Read from cache first. On miss, fetch from DB and populate cache.
This is where cache gets populated - lazy loading.
"""
# Try cache first
value = self.cache.get(key)
if value is not None:
return value
# Cache miss - fetch from database
cursor = self.db.cursor()
try:
cursor.execute(
"SELECT value FROM cache_data WHERE key = %s",
(key,)
)
row = cursor.fetchone()
if row:
# Populate cache for future reads
self.cache.setex(key, self.cache_ttl, row[0])
return row[0]
return None
finally:
cursor.close()
The cache invalidation on write is crucial. Without it, subsequent reads would return stale cached data until the TTL expires.
Write-around is ideal for write-heavy workloads where most data is written once and rarely read.
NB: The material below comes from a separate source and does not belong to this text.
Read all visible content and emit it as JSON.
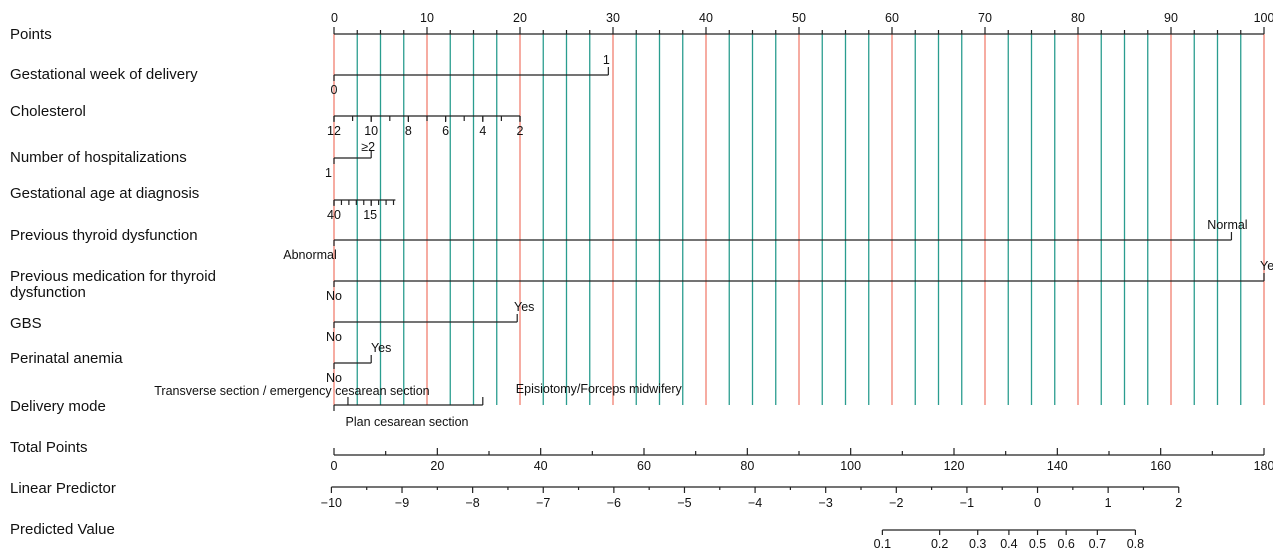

Log ingestion, audit trails, and bulk data imports are perfect use cases.
Comparison Matrix and Decision Framework
| Strategy | Consistency | Write Latency | Read Latency | Durability | Complexity |
|---|---|---|---|---|---|
| Write-Through | Strong | High | Low | High | Low |
| Write-Back | Eventual | Low | Low | Medium | High |
| Write-Around | Strong | Medium | Variable | High | Low |
Choose write-through when: Data consistency is critical, write volume is moderate, and you can tolerate higher write latency.
Choose write-back when: Write performance is critical, you can tolerate eventual consistency, and you have infrastructure to handle cache failures gracefully.
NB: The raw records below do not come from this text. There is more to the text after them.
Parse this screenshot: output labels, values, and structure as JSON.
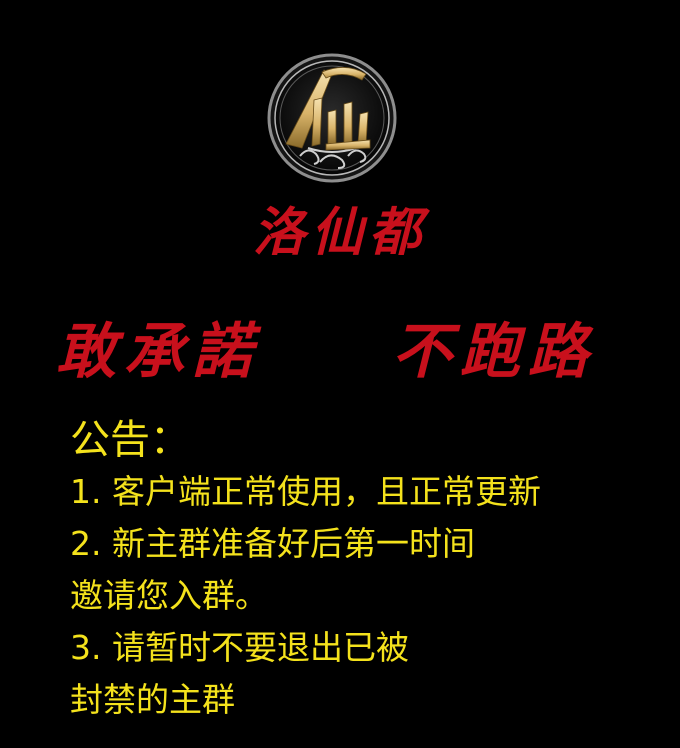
{
  "colors": {
    "background": "#000000",
    "slogan_red": "#c8101c",
    "notice_yellow": "#f4e21c",
    "logo_gold": "#d9b46a"
  },
  "logo": {
    "icon": "xian-emblem-icon",
    "glyph": "仙"
  },
  "title": "洛仙都",
  "slogan": {
    "left": "敢承諾",
    "right": "不跑路"
  },
  "notice": {
    "heading": "公告：",
    "lines": [
      "1. 客户端正常使用，且正常更新",
      "2. 新主群准备好后第一时间",
      "邀请您入群。",
      "3. 请暂时不要退出已被",
      "封禁的主群"
    ]
  }
}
Choose write-around when: Write volume is high, most data is rarely re-read, and you want to prevent cache pollution.
Hybrid Approaches for Production Systems
Real systems rarely use a single strategy. Different data types have different requirements.
class HybridCache:
"""
Uses different strategies based on data classification.
- Critical data: write-through (user balances, orders)
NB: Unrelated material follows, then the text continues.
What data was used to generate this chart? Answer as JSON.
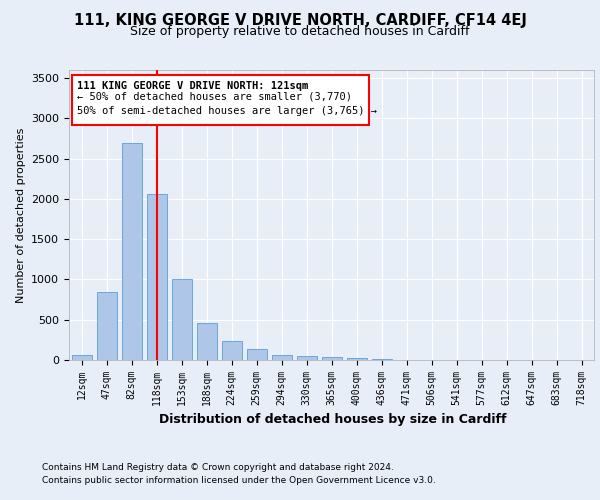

- Session data: write-back (user preferences, cart)
- Analytics: write-around (page views, click events)
"""
def __init__(self, redis_client, db_connection):
self.write_through = WriteThroughCache(redis_client, db_connection)
self.write_back = WriteBackCache(redis_client, db_connection)
self.write_around = WriteAroundCache(redis_client, db_connection)
self.strategy_map = {
"user_balance": "write_through",
"order": "write_through",
"session": "write_back",
"preferences": "write_back",
"page_view": "write_around",
"analytics": "write_around",
}
def _get_strategy(self, data_type: str):
strategy_name = self.strategy_map.get(data_type, "write_through")
return getattr(self, strategy_name)
def set(self, key: str, value: Any, data_type: str) -> bool:
strategy = self._get_strategy(data_type)
return strategy.set(key, value)
def get(self, key: str, data_type: str) -> Any:
strategy = self._get_strategy(data_type)
return strategy.get(key)
Key Takeaways
The thundering herd problem hits write-around hardest. When a popular item gets written, every subsequent read becomes a cache miss until one request populates the cache. Use request coalescing or cache warming to mitigate this.
Write-back requires robust failure handling. Your async flush worker needs retry logic, dead letter queues, and monitoring for queue depth. If the queue backs up, you’re accumulating durability risk.
Don’t optimize prematurely. Start with write-through for everything. It’s the simplest to reason about and debug. Only move to write-back or write-around when you have measured evidence that write latency or cache pollution is actually a problem.
Monitor cache-database drift. Even with write-through, network partitions and partial failures can cause inconsistencies. Implement periodic reconciliation jobs that compare cache and database state for critical data.